And there is the bigger structural problem. Back in July, we revealed that Wandsworth Council’s Growth Plan excluded Putney entirely. No housing investment, no transport upgrades, no public realm improvements, no high street support. Every pound of the council’s decade-long growth strategy was directed at Battersea, Nine Elms, Clapham Junction and Tooting. Putney was not even named. The number of new builds in Putney in the past year? Zero. Literally. It’s in the official figures.

You do not make a “best places to live” list when your own council does not include you in its plans.

What needs to happen

The May 2026 local elections are eight weeks away. Every candidate standing in a Putney ward should be asked one question: what is your plan for this area? Not the borough. Putney. Specifically.

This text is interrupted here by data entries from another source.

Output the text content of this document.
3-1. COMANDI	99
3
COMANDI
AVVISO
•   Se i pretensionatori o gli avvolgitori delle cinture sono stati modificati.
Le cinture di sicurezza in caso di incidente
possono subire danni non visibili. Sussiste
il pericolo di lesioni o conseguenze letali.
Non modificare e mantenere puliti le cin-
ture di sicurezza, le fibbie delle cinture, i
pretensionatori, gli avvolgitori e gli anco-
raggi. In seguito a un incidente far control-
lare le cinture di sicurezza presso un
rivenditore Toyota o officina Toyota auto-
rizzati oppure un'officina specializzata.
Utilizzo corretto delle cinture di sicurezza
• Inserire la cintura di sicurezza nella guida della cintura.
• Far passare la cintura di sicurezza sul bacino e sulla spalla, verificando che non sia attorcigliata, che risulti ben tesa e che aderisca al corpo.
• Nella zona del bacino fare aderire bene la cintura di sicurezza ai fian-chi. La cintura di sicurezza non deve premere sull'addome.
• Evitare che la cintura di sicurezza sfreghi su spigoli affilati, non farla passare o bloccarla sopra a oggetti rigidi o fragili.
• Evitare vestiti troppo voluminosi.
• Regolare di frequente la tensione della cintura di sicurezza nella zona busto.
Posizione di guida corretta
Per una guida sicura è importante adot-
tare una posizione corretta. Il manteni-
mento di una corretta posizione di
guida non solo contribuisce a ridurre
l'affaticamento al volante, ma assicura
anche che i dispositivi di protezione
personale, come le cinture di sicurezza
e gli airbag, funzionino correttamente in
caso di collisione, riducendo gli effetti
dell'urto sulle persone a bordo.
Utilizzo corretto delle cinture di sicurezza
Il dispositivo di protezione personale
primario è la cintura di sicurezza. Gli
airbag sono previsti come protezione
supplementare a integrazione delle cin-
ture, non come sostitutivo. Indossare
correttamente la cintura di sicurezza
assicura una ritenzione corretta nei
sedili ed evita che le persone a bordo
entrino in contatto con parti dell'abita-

We want to know what they will do about the high street. We want to know whether they will fight for East Putney station. We want to know whether they have read the Growth Plan and whether they think it is acceptable that a third of the borough’s population was left out of it.

Putney has the river, the green spaces, the schools, the community and the transport links that matter. What it does not have is people treating it as a priority. That needs to change.

Richmond did not make the list by accident. It made the list because people who live there have pushed for investment, fought for their high street, worked together in collaboration and held their council to account. Putney can do the same. Let’s get into the top five next year.